Central Bank Pivots to Savings With Interest Rate at 16.5%
By Bashir Olanrewaju
For the second straight session the Central Bank of Nigeria’s Monetary Policy Committee raised its benchmark interest rate by one percentage point to 16.5 per as the monetary authorities retreated from its anti-savings stance of not long ago in the face of a continuing inflation surge.
It was also the third consecutive occasion the MPC was increasing borrowing costs, having started slowly in July with a 50-basis points increase, with CBN Governor Godwin Emefiele saying the strong tightening stance was beginning to yield results in terms of putting the brakes on accelerating inflation. However, the MPC meeting left unchanged other key parameters such as the cash reserve ratio for banks left at 32.5 percent and the liquidity ratio at 30 percent.

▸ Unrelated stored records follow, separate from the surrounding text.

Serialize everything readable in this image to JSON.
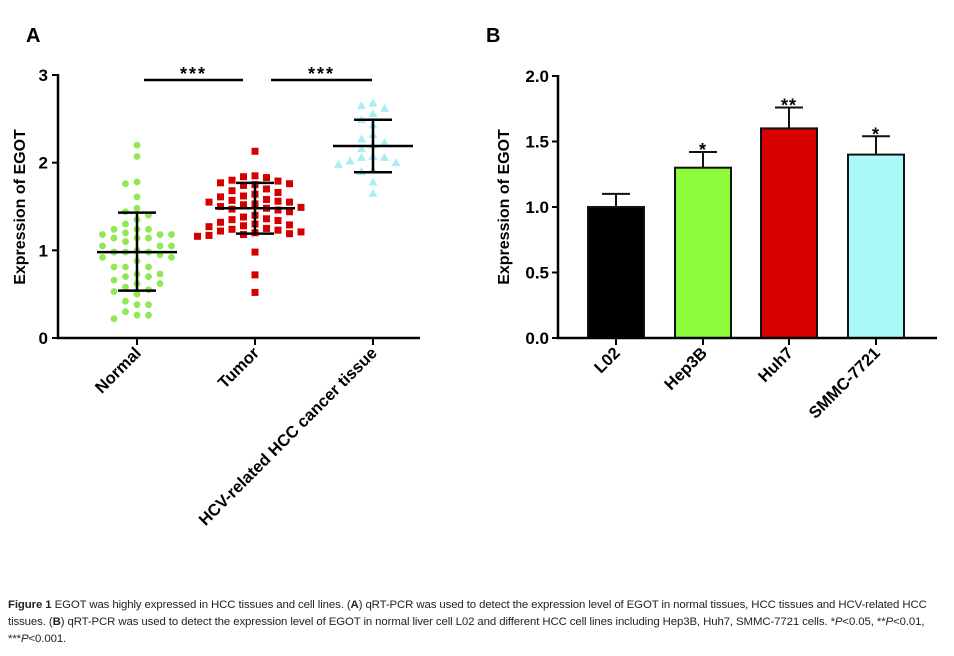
{
  "chart_data": [
    {
      "panel": "A",
      "type": "scatter",
      "title": "",
      "xlabel": "",
      "ylabel": "Expression of EGOT",
      "ylim": [
        0,
        3
      ],
      "yticks": [
        0,
        1,
        2,
        3
      ],
      "categories": [
        "Normal",
        "Tumor",
        "HCV-related HCC cancer tissue"
      ],
      "series": [
        {
          "name": "Normal",
          "marker": "circle",
          "color": "#8fe854",
          "mean": 0.98,
          "sd_low": 0.54,
          "sd_high": 1.43,
          "values": [
            2.2,
            2.07,
            1.78,
            1.76,
            1.61,
            1.48,
            1.44,
            1.4,
            1.35,
            1.3,
            1.24,
            1.24,
            1.24,
            1.2,
            1.18,
            1.18,
            1.18,
            1.14,
            1.14,
            1.14,
            1.1,
            1.05,
            1.05,
            1.05,
            1.0,
            0.98,
            0.98,
            0.98,
            0.95,
            0.92,
            0.92,
            0.88,
            0.81,
            0.81,
            0.81,
            0.73,
            0.73,
            0.7,
            0.7,
            0.66,
            0.62,
            0.62,
            0.58,
            0.55,
            0.53,
            0.5,
            0.42,
            0.38,
            0.38,
            0.3,
            0.26,
            0.26,
            0.22
          ]
        },
        {
          "name": "Tumor",
          "marker": "square",
          "color": "#d40000",
          "mean": 1.48,
          "sd_low": 1.19,
          "sd_high": 1.77,
          "values": [
            2.13,
            1.85,
            1.84,
            1.83,
            1.8,
            1.79,
            1.77,
            1.76,
            1.75,
            1.74,
            1.7,
            1.68,
            1.66,
            1.64,
            1.62,
            1.61,
            1.58,
            1.57,
            1.56,
            1.55,
            1.55,
            1.53,
            1.52,
            1.5,
            1.49,
            1.48,
            1.47,
            1.46,
            1.44,
            1.4,
            1.38,
            1.36,
            1.35,
            1.34,
            1.32,
            1.3,
            1.29,
            1.28,
            1.27,
            1.25,
            1.24,
            1.23,
            1.22,
            1.21,
            1.2,
            1.19,
            1.18,
            1.17,
            1.16,
            0.98,
            0.72,
            0.52
          ]
        },
        {
          "name": "HCV-related HCC cancer tissue",
          "marker": "triangle",
          "color": "#a8eef5",
          "mean": 2.19,
          "sd_low": 1.89,
          "sd_high": 2.49,
          "values": [
            2.68,
            2.65,
            2.62,
            2.56,
            2.49,
            2.43,
            2.32,
            2.27,
            2.23,
            2.2,
            2.16,
            2.07,
            2.06,
            2.06,
            2.02,
            2.0,
            1.98,
            1.92,
            1.9,
            1.78,
            1.65
          ]
        }
      ],
      "significance": [
        {
          "from": "Normal",
          "to": "Tumor",
          "label": "***"
        },
        {
          "from": "Tumor",
          "to": "HCV-related HCC cancer tissue",
          "label": "***"
        }
      ]
    },
    {
      "panel": "B",
      "type": "bar",
      "title": "",
      "xlabel": "",
      "ylabel": "Expression of EGOT",
      "ylim": [
        0,
        2.0
      ],
      "yticks": [
        "0.0",
        "0.5",
        "1.0",
        "1.5",
        "2.0"
      ],
      "categories": [
        "L02",
        "Hep3B",
        "Huh7",
        "SMMC-7721"
      ],
      "values": [
        1.0,
        1.3,
        1.6,
        1.4
      ],
      "error_upper": [
        1.1,
        1.42,
        1.76,
        1.54
      ],
      "colors": [
        "#000000",
        "#8efb3a",
        "#d90000",
        "#aafafa"
      ],
      "significance": [
        "",
        "*",
        "**",
        "*"
      ]
    }
  ],
  "panels": {
    "a_letter": "A",
    "b_letter": "B"
  },
  "caption": {
    "figure_label": "Figure 1",
    "intro": " EGOT was highly expressed in HCC tissues and cell lines. (",
    "a_tag": "A",
    "a_text": ") qRT-PCR was used to detect the expression level of EGOT in normal tissues, HCC tissues and HCV-related HCC tissues. (",
    "b_tag": "B",
    "b_text": ") qRT-PCR was used to detect the expression level of EGOT in normal liver cell L02 and different HCC cell lines including Hep3B, Huh7, SMMC-7721 cells. ",
    "p1_stars": "*",
    "p1": "P",
    "p1_rest": "<0.05, ",
    "p2_stars": "**",
    "p2": "P",
    "p2_rest": "<0.01, ",
    "p3_stars": "***",
    "p3": "P",
    "p3_rest": "<0.001."
  }
}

Nigeria’s annual inflation reached 21.09 percent in October, the latest stop in an an eight-month steady climb, as a combination of higher costs for food, fuel and a naira depreciating due to rising import costs took their toll.
With very little tools left to pursue its prime responsibility of maintaining price stability, the central bank has resorted to pursuing a higher interest-rate regime to tame what it deems the excess liquidity in the system and regain control over the money in circulation, and by extension monetary policy. That has also seen it unwind its previous stance a year ago that discouraged higher returns on savings on the grounds that Nigerians were putting away too much money when the economy needed spending.
Closely linked to Emefiele’s plan to check the amount of cash in circulation is the decision the redesign the naira’s highest denomination notes, with holders of old notes given between December 15 and the end of January 2023 to exchange them.